No one wants health care to suffer because doctors quit practicing due to insurance premiums. If it were shown that insurance rates were increased by jury awards and not the effects of the economy on insurers' bottom line (through investment losses), then a change in the system would be worth considering. However, whether the message gets through the propaganda or not, the truth is that large jury verdicts are exceptionally rare and that t most victims are left uncompensated.


Yep.

Wednesday, February 12, 2003

The Insurance Consumers Advocate Network has had a position paper opposing tort reform since 2000, which shows that these issues are noting new. Only the latest concerted capmapign by Big Insurance is.
It's fallen, and it can't get up:
the rush to cap awards ignores the problem of medical negligence in America, which accounts for 44,000 to 98,000 preventable deaths a year, according to a 1999 study by the Institute of Medicine, part of the National Academy of Sciences. "The so-called crisis with medical malpractice is another symptom of a health care system that is broken and out of control," said Dena Mottola, acting director of the New Jersey Public Interest Research Group. "There's a lot of misinformation out there, but whether or not you agree with the numbers, until we fix the underlying problems, nothing will change."

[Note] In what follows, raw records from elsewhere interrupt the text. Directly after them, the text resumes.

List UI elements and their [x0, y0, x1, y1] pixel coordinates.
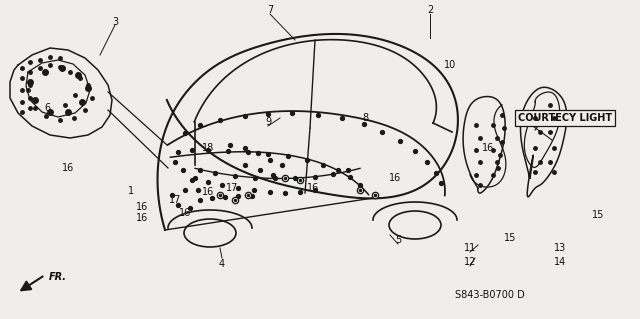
- Text: 18: 18: [202, 143, 214, 153]
- Text: 14: 14: [554, 257, 566, 267]
- Text: 9: 9: [265, 117, 271, 127]
- Text: 16: 16: [482, 143, 494, 153]
- Text: 6: 6: [44, 103, 50, 113]
- Text: 2: 2: [427, 5, 433, 15]
- Text: 16: 16: [62, 163, 74, 173]
- Text: FR.: FR.: [49, 272, 67, 282]
- Text: 17: 17: [169, 195, 181, 205]
- Text: S843-B0700 D: S843-B0700 D: [455, 290, 525, 300]
- Text: 7: 7: [267, 5, 273, 15]
- Text: 11: 11: [464, 243, 476, 253]
- Text: 10: 10: [444, 60, 456, 70]
- Text: 16: 16: [202, 187, 214, 197]
- Text: 17: 17: [226, 183, 238, 193]
- Text: 13: 13: [554, 243, 566, 253]
- Text: 5: 5: [395, 235, 401, 245]
- Text: 4: 4: [219, 259, 225, 269]
- Text: 16: 16: [136, 213, 148, 223]
- Text: 16: 16: [136, 202, 148, 212]
- Text: 8: 8: [362, 113, 368, 123]
- Text: 3: 3: [112, 17, 118, 27]
- Text: 16: 16: [307, 183, 319, 193]
- Text: 16: 16: [389, 173, 401, 183]
- Text: COURTECY LIGHT: COURTECY LIGHT: [518, 113, 612, 123]
- Text: 15: 15: [592, 210, 604, 220]
- Text: 16: 16: [179, 208, 191, 218]
- Text: 12: 12: [464, 257, 476, 267]
- Text: 15: 15: [504, 233, 516, 243]
- Text: 1: 1: [128, 186, 134, 196]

The misiformation is in the propaganda that large verdicts are routine and commonplace. They're not.

You know those take home instructions that the hospital gives you when they release you? Apparently, they don't work too well. Either that or the hospital is releasing people too soon. On the other hand, hopsitals are often between a rock and a hard place in terms of the timing of discharge. The longer one stays in-patient, the more likely it seems to be that the patient will catch one of those nasty bugs that always seem to be running around in the hospitals.
Well, in a show of good faith, I have now registered the domain name of Instalawyer.com. So, for those of you who like to type as little as possible, www.instalawyer.com should now take you directly here! Also, the blog has now become Instalawyer.com. Thanks for tuning in!

Tuesday, February 11, 2003

Florida's malpractice task force findings are a dud. For instance:
If even the insurance industry promises no near-term rate relief, why should the governor and the Legislature -- or the doctors themselves -- believe in it? That rates are lower in California, which has such a cap, proves nothing. California's average premiums are still higher than those of 10 states that don't arbitrarily restrict the rights of injured patients.

Got that? Even if tort "reform" is passed, Big Insurance promises no rate relief. You know, I saw a movie once, and it was called "The Sting"....

Read this sad tale, and ponder that this couple probably wouldn't have been able to get a lawyer with medical negligence caps in place.
Public to doctors and Big Insurance: Stop lying!
The medical lobby's campaign for tort limitations launched in New York State this year is a campaign of deception, according to this report.
A high proportion of the doctors who do delicate medical procedures — and many of the hospitals where they are performed — have relatively little experience at them, says the New York Times. For the raw data, see the Center for Medical Consumers.